And then compile ORAC with the following script:

# Activate the ORAC conda environment; if it is already activated, you do not need to do this
conda activate orac_git
# Go to the top-level ORAC dir
cd $ORACDIR
# Compile ORAC
make

NB// If you wish to recompile ORAC in the future, you do not need to run the installation script, only the compilation script. It is also recommend to set ORACDIR in your start-up script, e.g. write export ORACDIR=/full/path/to/orac in your .bashrc, to ensure it is always set for future use.

ORAC should now be installed on your system, i.e. the main processor, ${ORACDIR}/src/orac, should have been generated.

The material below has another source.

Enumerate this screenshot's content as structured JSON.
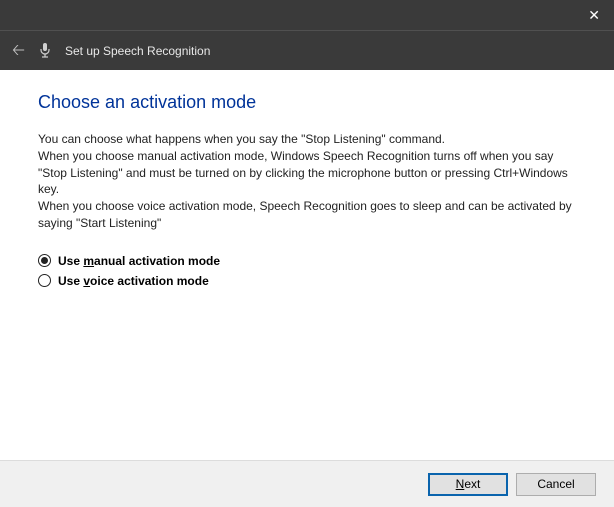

Notes on installation and running ORAC

You'll see that we have added three clauses to the activation files during the installation process. These define three environment variables,

• ORAC_LIB is used by the makefiles and Python scripts to direct ORAC to the location of the external libraries. Those are all in the conda installation.
• ORAC_ARCH is used by the makefiles to define the arguments given to the compiler.
• PYTHONPATH tells Python where to go looking for modules. We add the pyORAC directory to it, as well as the conda library folder where RTTOV's Python wrapper is stored. Other means of getting pyORAC into Python are available if you know what you're doing.

If you wish to run ORAC using the pyorac commands, you then need to create a local defaults file in tools/pyorac. A generic example can be found in that directory while the specific example distributed with the binaries can be found in feedstocks/orac.

However, ORAC is run using driver files, which pyorac sets up automatically for you. There is no expilict need to create a local defaults file if you do not wish to use pyorac and are more comfortable generating your own ORAC driver files.

Alternative Installation: Pre-compiled binaries (minimal use)

If you wish to use the code as-is (e.g. without compiling or changing anything), the ORAC software library and it's dependencies can be installed using conda. We recommend installing ORAC into a fresh environment as many of the dependencies clash with common packages from popular conda channels and (until they fix feature management) our installation is likely to break any existing environment.

To install ORAC call,

conda create -y -n orac_release --override-channels -c local -c conda-forge pyorac

You may replace orac_release with any other name you desire and local with the path to the ORAC channel. If you would like multi-threaded processing instead call,

conda create -y -n orac_release --override-channels -c local -c conda-forge pyorac "orac=*=mpi_openmpi*"

Auxiliary files

ORAC requires a variety of satellite, meteorological, and geographical data to run. A brief summary of them can be found here. A more detailed summary SHOULD BE DRAFTED.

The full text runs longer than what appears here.